The Government says the so-called ‘Care Act easements enabled local authorities to continue to “meet the most urgent and acute needs in the face of COVID-19” by relaxing duties to allow them to streamline assessment and charge for care retrospectively.
The exemptions received criticism when first introduced with many in the sector warning of the risks to vulnerable people. Helen Walker, Chief Executive of Carers UK, said at the time: “We recognise these are temporary measures which should help local services better deal with coronavirus – but it is essential that councils continue to assess the risks and vulnerabilities affecting carers and the people they support.”
Although, only eight local authorities (LAs) in England have used these powers, but not since 29 June 2020.
The Government found that there was “strong support” from groups representing people who need care and support for scrapping the provision as the social care workforce, particularly social workers, have remained resilient under significant pressure, and continued to deliver these duties without the need to for the easements.
The UK Government introduced the measures as part of the Coronavirus Act 2020 and regulations under the Public Health (Control of Disease) Act 1984 in the early response to the pandemic. The Government says these two Acts have “proven essential to mitigate the risk of transmission in our communities, protect the NHS and enable it to function effectively, and save lives.”
The Coronavirus Act gained Royal Assent one year ago, on 25 March 2020, and has been an “essential enabler,” the Government says, of its approach to combating the pandemic.

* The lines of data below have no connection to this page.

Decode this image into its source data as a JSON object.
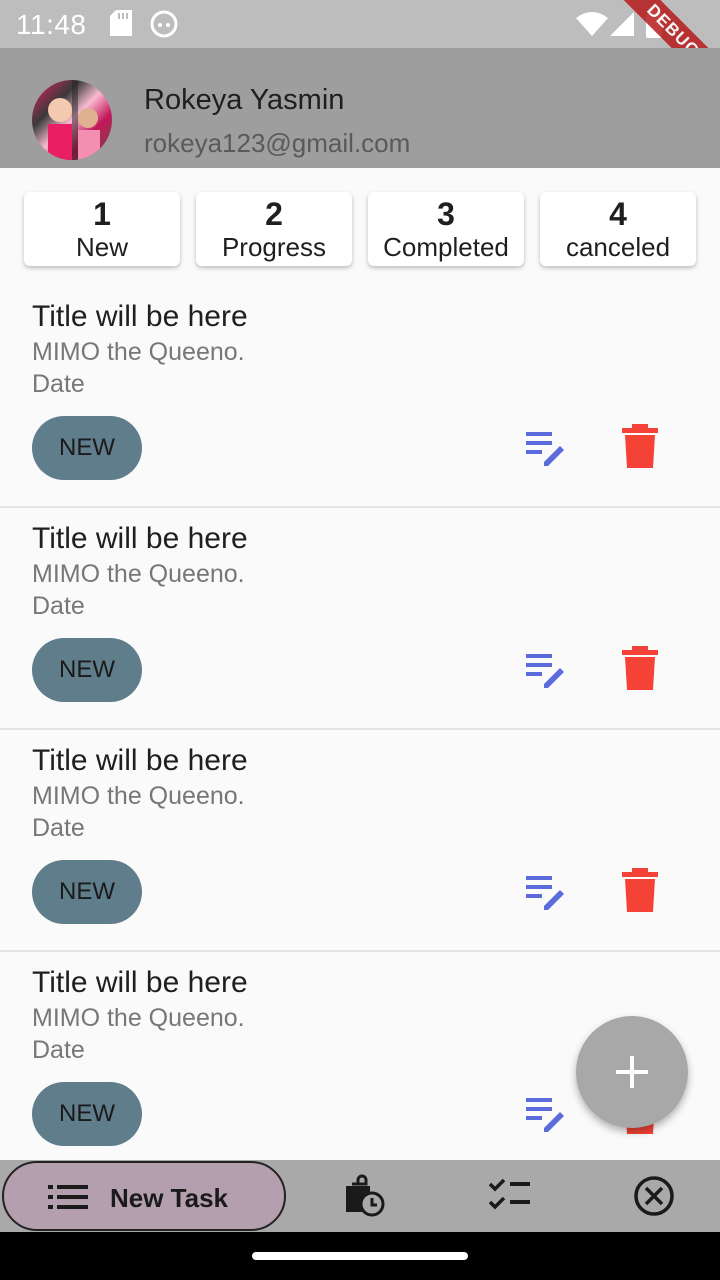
{
  "status_bar": {
    "time": "11:48",
    "debug_label": "DEBUG"
  },
  "user": {
    "name": "Rokeya Yasmin",
    "email": "rokeya123@gmail.com"
  },
  "summary": [
    {
      "count": "1",
      "label": "New"
    },
    {
      "count": "2",
      "label": "Progress"
    },
    {
      "count": "3",
      "label": "Completed"
    },
    {
      "count": "4",
      "label": "canceled"
    }
  ],
  "tasks": [
    {
      "title": "Title will be here",
      "description": "MIMO the Queeno.",
      "date": "Date",
      "status": "NEW"
    },
    {
      "title": "Title will be here",
      "description": "MIMO the Queeno.",
      "date": "Date",
      "status": "NEW"
    },
    {
      "title": "Title will be here",
      "description": "MIMO the Queeno.",
      "date": "Date",
      "status": "NEW"
    },
    {
      "title": "Title will be here",
      "description": "MIMO the Queeno.",
      "date": "Date",
      "status": "NEW"
    }
  ],
  "bottom_nav": {
    "active_label": "New Task",
    "items": [
      "list-icon",
      "progress-bag-icon",
      "checklist-icon",
      "cancel-circle-icon"
    ]
  },
  "colors": {
    "header_bg": "#9e9e9e",
    "chip_bg": "#607d8b",
    "edit_icon": "#5c6bdc",
    "delete_icon": "#f44336",
    "active_nav_bg": "#b39fae"
  }
}
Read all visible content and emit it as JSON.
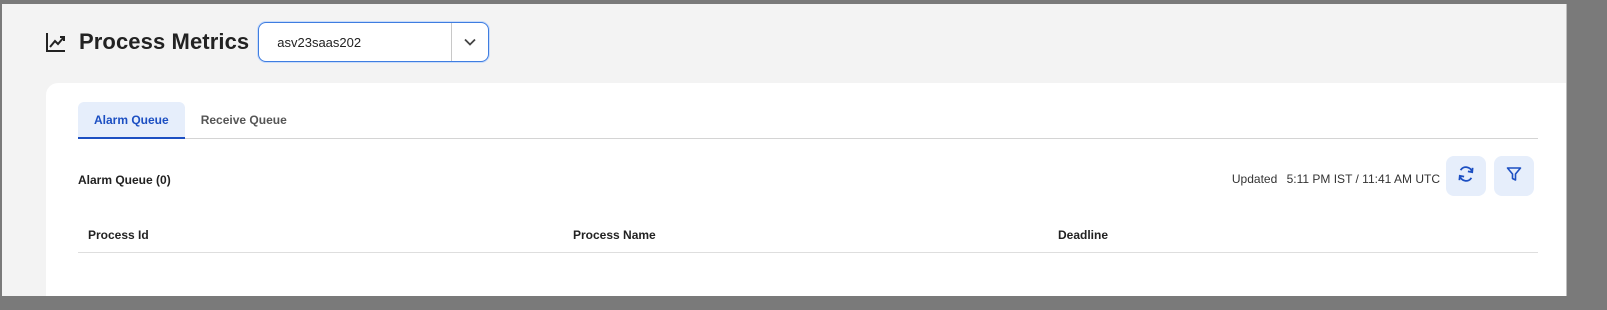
{
  "header": {
    "title": "Process Metrics",
    "icon": "trending-up-icon",
    "server_select": {
      "value": "asv23saas202",
      "icon": "chevron-down-icon"
    }
  },
  "tabs": [
    {
      "label": "Alarm Queue",
      "active": true
    },
    {
      "label": "Receive Queue",
      "active": false
    }
  ],
  "section": {
    "title": "Alarm Queue (0)",
    "updated_label": "Updated",
    "updated_value": "5:11 PM IST / 11:41 AM UTC",
    "refresh_icon": "refresh-icon",
    "filter_icon": "filter-icon"
  },
  "table": {
    "columns": [
      "Process Id",
      "Process Name",
      "Deadline"
    ],
    "rows": []
  },
  "colors": {
    "accent": "#1c4fc2",
    "accent_light": "#e6eefb",
    "select_border": "#3f7de0"
  }
}
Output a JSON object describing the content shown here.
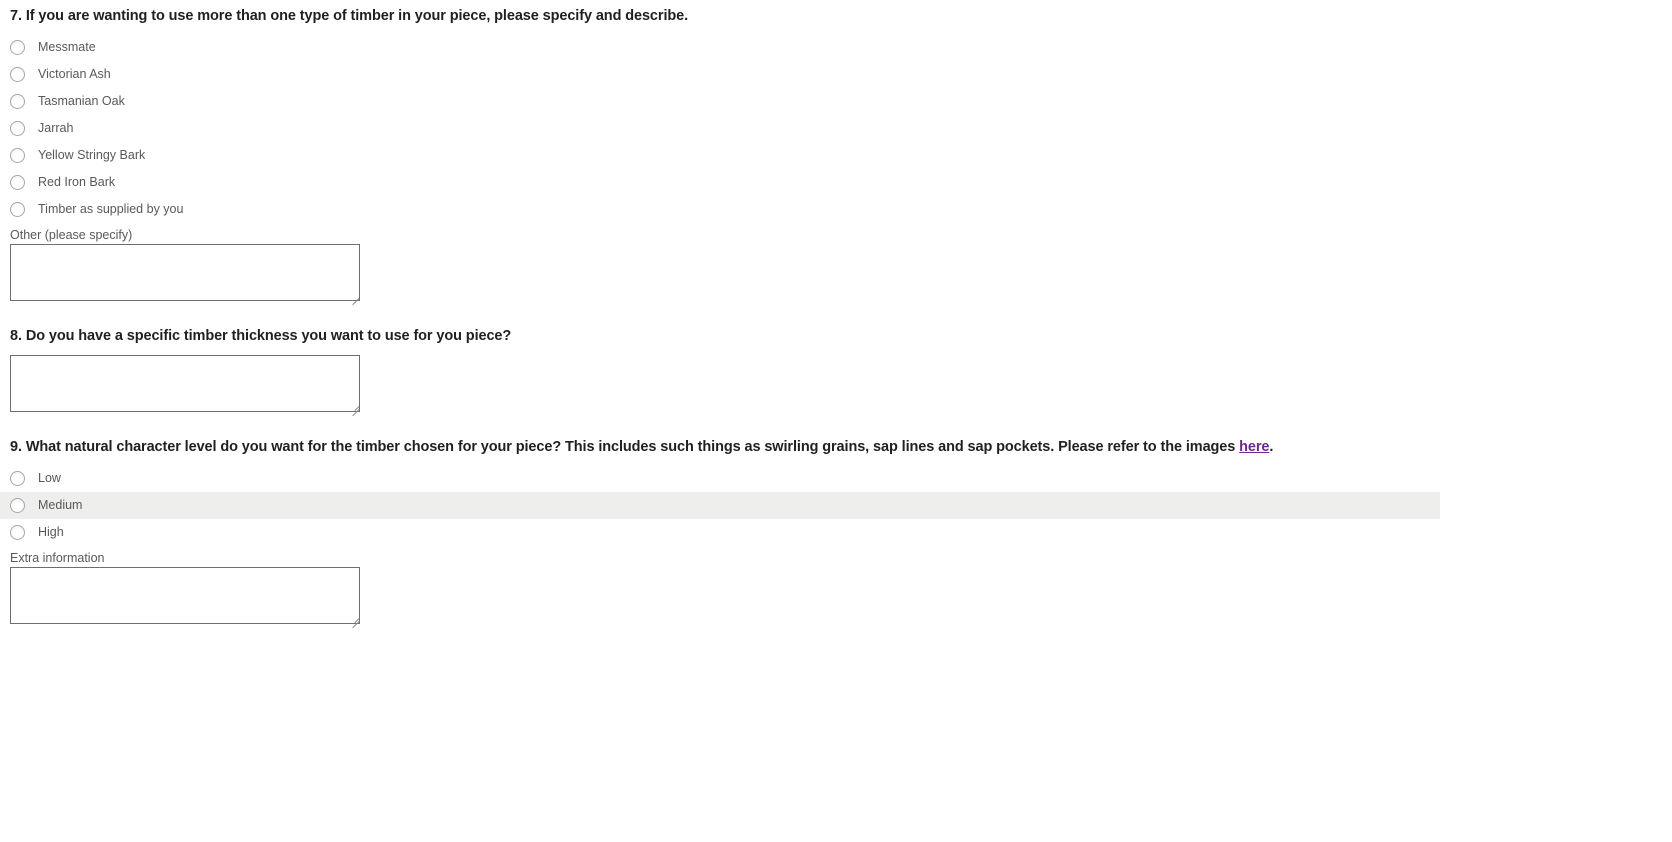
{
  "survey": {
    "questions": [
      {
        "number": "7.",
        "title": "7. If you are wanting to use more than one type of timber in your piece, please specify and describe.",
        "options": [
          {
            "label": "Messmate",
            "selected": false,
            "highlighted": false
          },
          {
            "label": "Victorian Ash",
            "selected": false,
            "highlighted": false
          },
          {
            "label": "Tasmanian Oak",
            "selected": false,
            "highlighted": false
          },
          {
            "label": "Jarrah",
            "selected": false,
            "highlighted": false
          },
          {
            "label": "Yellow Stringy Bark",
            "selected": false,
            "highlighted": false
          },
          {
            "label": "Red Iron Bark",
            "selected": false,
            "highlighted": false
          },
          {
            "label": "Timber as supplied by you",
            "selected": false,
            "highlighted": false
          }
        ],
        "other_label": "Other (please specify)",
        "other_value": "",
        "other_placeholder": ""
      },
      {
        "number": "8.",
        "title": "8. Do you have a specific timber thickness you want to use for you piece?",
        "answer_value": "",
        "answer_placeholder": ""
      },
      {
        "number": "9.",
        "title_part_1": "9. What natural character level do you want for the timber chosen for your piece? This includes such things as swirling grains, sap lines and sap pockets. Please refer to the images ",
        "link_text": "here",
        "title_part_2": ".",
        "options": [
          {
            "label": "Low",
            "selected": false,
            "highlighted": false
          },
          {
            "label": "Medium",
            "selected": false,
            "highlighted": true
          },
          {
            "label": "High",
            "selected": false,
            "highlighted": false
          }
        ],
        "extra_label": "Extra information",
        "extra_value": "",
        "extra_placeholder": ""
      }
    ]
  },
  "colors": {
    "heading_text": "#231f20",
    "option_text": "#58595b",
    "link_visited": "#6b2a8f",
    "row_hover_bg": "#eeeeec",
    "textarea_border": "#6d6e71",
    "radio_border": "#a6a6a6",
    "page_bg": "#ffffff"
  }
}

However, the Government will extend measures allowing Social Work England to invite previously registered social workers in England who have left the register since 18 March 2018 to return to practice should they wish to do so.
The creation of the register has only led to around 300 temporary registrants currently making themselves available to support frontline services in England.
“A very small number” of social workers who failed to renew their registration between September and November 2020 have also been given a temporary status, Social Work England says.
“Temporary registration can be removed at any time and does not give an individual the same rights as a social worker who has a registration status of 'registered',” the regulator’s website states.